Monday, August 12, 2013

Ross Brown


Posted by Picasa(above: fieldwork excerpt videoed at Ross Brown's home in Hiwassie, GA, by D. Day.)

from "Mountain Valley Music:"



Ross Brown, fiddle, accompanied by Don Fox on guitar. "Snowbird," "General
Lee's Surrender," and "Sweet Marie." Recorded at the Campbell Folk School,
2117/90.

Ross Brown was born in Townes County, Georgia in 1909. His dad had a hundred-acre apple orchard in Hiawassee. He had four sisters who sang and played piano, and remembers them singing parlor songs and hymns. Ross began playing fiddle at the age of 12. His first and most important mentor was an itinerant blind fiddler named Uncle Joe Swanson:

"Uncle Joe Swanson, he was a blind fiddler. He lived with his sister and brother-in-law. He would go all over the country and spend the night with you. He'd stay with you a week at a time and playa fiddle. 'Course, in that time we had one of those old pump organs, and there was always somebody in the family or in the settlement that was good on-organ. And he'd tune up to that organ, and he would play ... oh, he'd play 'til two or three o'clock in the morning. He played, oh I'd say, over a hundred tunes. I've never heard another fiddler ever touch him, by the way. I learned alot of 'em (tunes) from him ... "

In the old days, "your main band" was a fiddle and "an old banjo with a groundhog head." Ross remembers that the first guitar in Townes County was tuned in an open G chord like an banjo. This alternate guitar tuning is also known as "Sebastopol" or "Spanish" tuning, and is a holdover from when the guitar was a parlor instrument.
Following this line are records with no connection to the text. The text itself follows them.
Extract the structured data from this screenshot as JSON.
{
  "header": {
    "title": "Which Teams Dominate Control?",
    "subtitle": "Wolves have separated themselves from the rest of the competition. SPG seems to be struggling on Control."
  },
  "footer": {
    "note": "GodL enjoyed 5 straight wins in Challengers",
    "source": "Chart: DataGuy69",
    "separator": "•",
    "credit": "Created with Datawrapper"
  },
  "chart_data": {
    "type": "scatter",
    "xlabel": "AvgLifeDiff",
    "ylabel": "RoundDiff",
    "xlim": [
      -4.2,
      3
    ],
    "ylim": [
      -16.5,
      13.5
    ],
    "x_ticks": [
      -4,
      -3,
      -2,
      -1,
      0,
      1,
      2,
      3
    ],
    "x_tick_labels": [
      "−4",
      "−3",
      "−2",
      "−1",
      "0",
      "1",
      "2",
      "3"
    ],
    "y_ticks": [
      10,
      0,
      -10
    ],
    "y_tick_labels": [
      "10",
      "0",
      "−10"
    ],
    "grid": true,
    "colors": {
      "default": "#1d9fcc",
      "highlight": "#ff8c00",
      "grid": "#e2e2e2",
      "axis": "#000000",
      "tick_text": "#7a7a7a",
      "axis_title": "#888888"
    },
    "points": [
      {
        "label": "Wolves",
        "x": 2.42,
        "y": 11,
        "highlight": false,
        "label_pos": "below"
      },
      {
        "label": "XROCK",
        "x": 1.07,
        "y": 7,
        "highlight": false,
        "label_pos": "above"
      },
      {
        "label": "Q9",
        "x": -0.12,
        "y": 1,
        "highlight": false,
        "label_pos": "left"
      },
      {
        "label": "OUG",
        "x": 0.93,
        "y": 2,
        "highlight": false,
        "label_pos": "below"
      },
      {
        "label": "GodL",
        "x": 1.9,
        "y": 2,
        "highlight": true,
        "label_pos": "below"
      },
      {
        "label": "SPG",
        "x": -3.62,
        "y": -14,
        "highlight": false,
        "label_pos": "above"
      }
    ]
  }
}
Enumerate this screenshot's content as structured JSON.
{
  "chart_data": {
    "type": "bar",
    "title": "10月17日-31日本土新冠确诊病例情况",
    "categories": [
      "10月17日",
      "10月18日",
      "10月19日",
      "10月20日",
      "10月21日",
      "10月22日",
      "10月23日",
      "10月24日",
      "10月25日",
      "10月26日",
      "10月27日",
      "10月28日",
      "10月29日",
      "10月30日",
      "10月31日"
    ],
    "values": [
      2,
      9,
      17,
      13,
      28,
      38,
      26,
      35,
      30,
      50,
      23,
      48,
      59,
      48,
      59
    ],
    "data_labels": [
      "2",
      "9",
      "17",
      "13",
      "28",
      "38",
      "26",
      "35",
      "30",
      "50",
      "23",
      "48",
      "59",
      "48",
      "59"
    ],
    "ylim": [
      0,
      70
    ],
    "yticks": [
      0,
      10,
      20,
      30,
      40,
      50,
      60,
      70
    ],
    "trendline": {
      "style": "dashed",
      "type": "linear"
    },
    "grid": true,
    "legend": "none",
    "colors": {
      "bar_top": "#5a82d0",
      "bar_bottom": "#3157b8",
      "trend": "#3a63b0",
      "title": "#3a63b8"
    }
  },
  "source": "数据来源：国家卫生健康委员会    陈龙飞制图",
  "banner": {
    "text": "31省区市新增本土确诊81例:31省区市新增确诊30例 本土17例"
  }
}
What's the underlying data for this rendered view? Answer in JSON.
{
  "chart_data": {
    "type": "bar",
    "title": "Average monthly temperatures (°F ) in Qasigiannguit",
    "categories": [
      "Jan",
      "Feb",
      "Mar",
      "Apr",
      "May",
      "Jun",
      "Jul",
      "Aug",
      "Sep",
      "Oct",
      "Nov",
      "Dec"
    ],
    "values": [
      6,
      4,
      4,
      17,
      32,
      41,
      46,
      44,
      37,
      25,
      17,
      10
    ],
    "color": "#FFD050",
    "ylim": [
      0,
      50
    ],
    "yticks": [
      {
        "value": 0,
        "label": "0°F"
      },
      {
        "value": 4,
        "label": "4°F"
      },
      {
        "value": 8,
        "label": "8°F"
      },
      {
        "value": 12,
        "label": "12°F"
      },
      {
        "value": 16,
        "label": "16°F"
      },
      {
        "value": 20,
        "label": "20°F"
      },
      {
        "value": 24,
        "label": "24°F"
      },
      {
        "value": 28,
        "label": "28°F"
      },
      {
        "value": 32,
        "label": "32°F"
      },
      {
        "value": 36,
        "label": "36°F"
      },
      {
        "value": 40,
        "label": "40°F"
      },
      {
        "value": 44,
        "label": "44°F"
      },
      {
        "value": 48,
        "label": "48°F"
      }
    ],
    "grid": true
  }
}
Many Black guitarists (including local musician Hardy Fain, now over 90 and in a rest home in Andrews) played "John Henry" in this tuning, chording the strings with a knife.

Ross's main opportunities to play were "get-togethers" and square dances: "I played for no telling how many candy-bakings and candy-pullings. A candy-pulling, you know, you took that old homemade syrup, and boiled it until it got real thick, and then you'd let it cool, and then you'd go to pulling it. It'd turn yellowish-white. And then when it got cold it'd break just like stick candy ... [I've played for] hundreds and hundreds of square dances ... [They'd] start in long up in the fall, have one in somebody's home, then next week in somebody else's ...You didn't go unless you were invited I've been to where they danced 'til midnight and then had a chicken supper and sat around awhile, and started dancing 'til the chickens were getting off the roost the next morning ... [Dancing was] about the only pastime we had back in them days."

Once he married, Ross quit making music altogether for several years, concentrating instead on raising and supporting a family by working "plumbing and electric." In the mid-'60's, he started up playing again in earnest, helping to found the Georgia Mountain Fair with the likes of Fiddling Howard Cunningham and the Eller Brothers. He has since played at the Smithsonian Folklife Festival on the Mall in Washington, at Berea College, at the National Folk Festival at Wolf Trap, at Mountain Heritage Day at Western Carolina, at the Hunter Museum in Chattanooga, and at the Campbell Folk School. He has recorded several records, providing fiddle accompaniment for friends such as Jim Southern and the Southern Sounds. Perhaps his best record is Goin' Back to Georgia, with the Eller Brothers on Flyright Records. On this album, the late Eller Brothers and Ross Brown performed what can beconsidered genuine north Georgia old-time dance music of the kind that Mrs. Campbell must have heard back in the 'teens and '20's.

A left-handed fiddler, Ross plays a specially adapted fiddle, usually kept in standard tuning. Though he can play bluegrass, he prefers playing the way he learned growing up. Recognized as a valuable cultural resource by his peers, Ross Brown will soon be performing in concert with George Reynolds and the Foxfire Boys.

Ross's accompanist, Don Fox, is an old friend from Hiawassee. Mr. Fox, a retired poultry-and-egg farmer and truck driver, is widely reputed to be the best all-round musician in the area. He is accomplished on several instruments. Don has played over the years with several of the other groups on this tape, and also appears here playing banjo with the Mashburn Brothers.


These three fiddle tunes Ross says he learned from Uncle Joe Swanson. The first, "Snowbird," appears to be a local tune, perhaps named after Snowbird Creek in Graham County. Robbinsville fiddler Mike Rogers learned the same tune from the late Manco Sneed, an important part-Cherokee fiddler from the town of Cherokee. "General Lee's Surrender" is a waltz, like "Snowbird" in the key of G. There is a coverlet pattern by the same name. "Sweet Marie," possibly a parlor tune from the late 19th century, is played in the key of D.